Top Three/Bottom Three

This is the point where the 3 of us enter a parallel universe, where nearly everything we hated is lauded by the judges and nearly everything we loved is loathed by them. "Well, remember, we aren't seeing it live," says MAB. True that. But really? On what planet is the flag gown "fun" or deserving of a "job well done?"

Anysoup, Mila's flag is in the top, as is Amy. Nina loved the fabric and movement, Chapman found it both "ethereal and confident" and Kors deemed it "elegant but modern". And Maya too is in the top. Heidi finds it "interesting" and notes "the design in there". Nina applauds the effort that went into the draping and at this point MAB says, "I have lost my mind". (Honestly, the front of this dress is sooooooo heavy and sooooooooo without movement it strains the boundaries of credulity that the judges could truly admire this dress without benefit of psychotropic drugs).

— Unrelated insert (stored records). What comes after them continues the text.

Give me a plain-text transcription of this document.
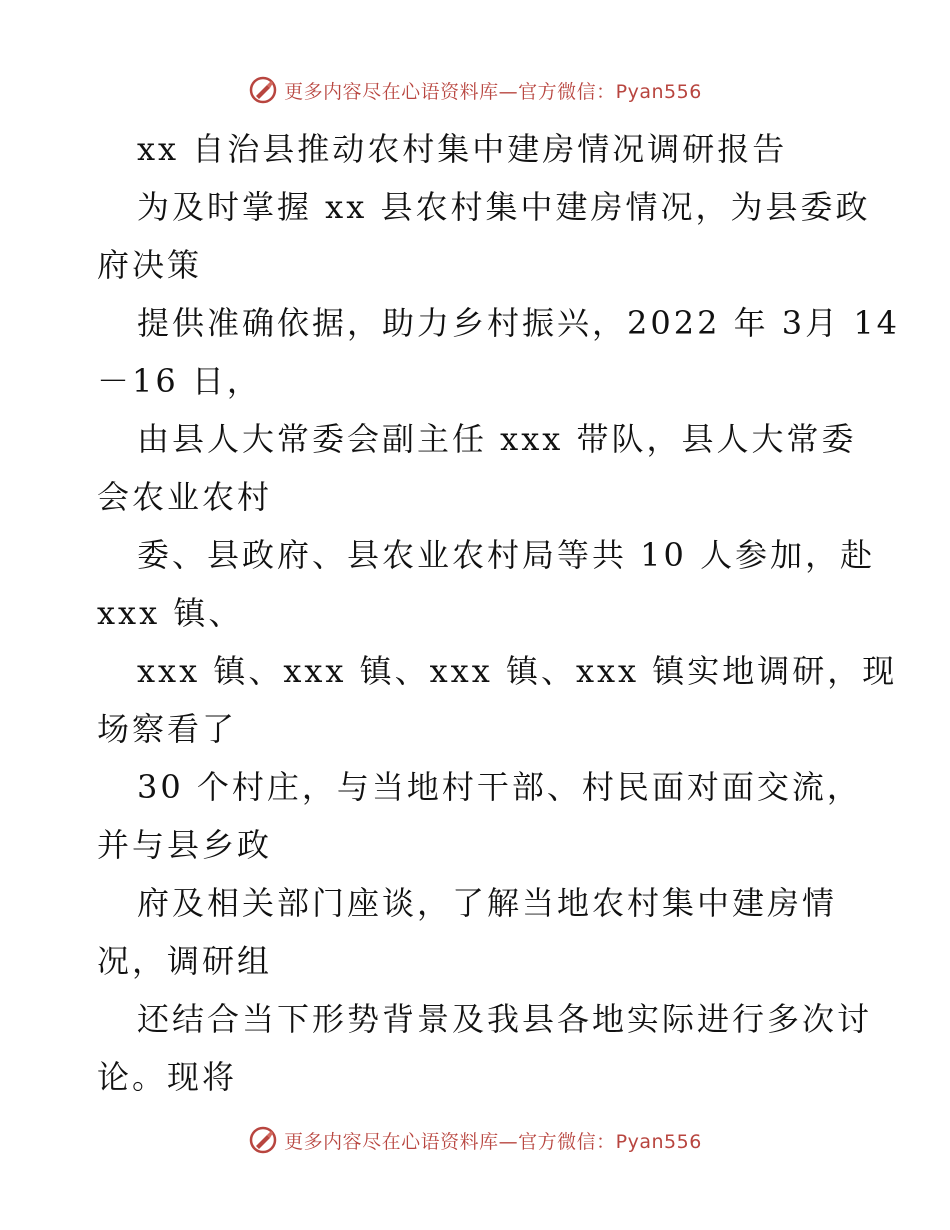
更多内容尽在心语资料库—官方微信：Pyan556
xx 自治县推动农村集中建房情况调研报告
为及时掌握 xx 县农村集中建房情况，为县委政
府决策
提供准确依据，助力乡村振兴，2022 年 3月 14
－16 日，
由县人大常委会副主任 xxx 带队，县人大常委
会农业农村
委、县政府、县农业农村局等共 10 人参加，赴
xxx 镇、
xxx 镇、xxx 镇、xxx 镇、xxx 镇实地调研，现
场察看了
30 个村庄，与当地村干部、村民面对面交流，
并与县乡政
府及相关部门座谈，了解当地农村集中建房情
况，调研组
还结合当下形势背景及我县各地实际进行多次讨
论。现将
更多内容尽在心语资料库—官方微信：Pyan556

The bottom 3 are Jesse (Kors said it looked costum-y and he should have used another fabric. Nina is unimpressed with the pocket square he did of Campbell's fabric) & Anna (Nina likes the bottom of the dress but not the racer back and Chapman says it doesn't "feel like evening"). But the most stern comments are reserved for Jesus. Given that the only time he hasn't been in the bottom was the one time he was lucky enough to partner with a talented designer, this is no surprise. Kors is flabbergasted and says, "Where do I start?" then accuses Jesus of making a checklist of every tacky element in the world and then proceeding to make sure it was all incorporated in his design. Heidi concedes he has excellent construction skills but notes his lack of taste.

We all agree Amy should win and that Jesus should be out and that is exactly how it played out. Amy won for her dress which "moved beautifully" and in which her model looked "happy and elegant".

Jesus fundamentally was sent away because, as Kors said earlier, "Taste is not something that can be taught".

Jesus was remarkably perky after the aufing, even saying "Cool" when Tim sent him to the workroom to pack up. And that was nice. With any luck he will be hired by a good design firm where he can employ his construction skills to good effect.

Now, quick show of hands: when listing your top 5 comfort foods, how many of you include Campbell's tomato soup and grilled cheese sammies? Me too.



Blogger Cliff O'Neill opined...

Come to think of it, I would have preferred dresses inspired by grilled cheese sandwiches.

And I kind of liked Mila's dress, in that I found it intriguing. It didn't make me gag like Jesse's and Jeneane's and didn't make me nod off like the others.

Oh, and I've learned that the guest judge no one recognized is Mrs. Weinstein. So there's that.

February 07, 2010 10:54 AM  
Blogger Lorraine opined...

True dat, Cliffie. Grilled cheese inspired ensembles. Love.

And thanks for the scoop. Sleeping with the boss can get you on the judges panel. Except sleeping with a Weinstein would be gross.

February 07, 2010 11:59 AM  
Blogger rosemary opined...

I saw Heidi on a morning show this AM.....she is s.t.u.n.n.i.n.g. and has had 4 kids. Damn.

February 08, 2010 9:35 AM  
Blogger Lorraine opined...

Rosie, I know. And if she wasn't so adorable I'd hate her just on principle.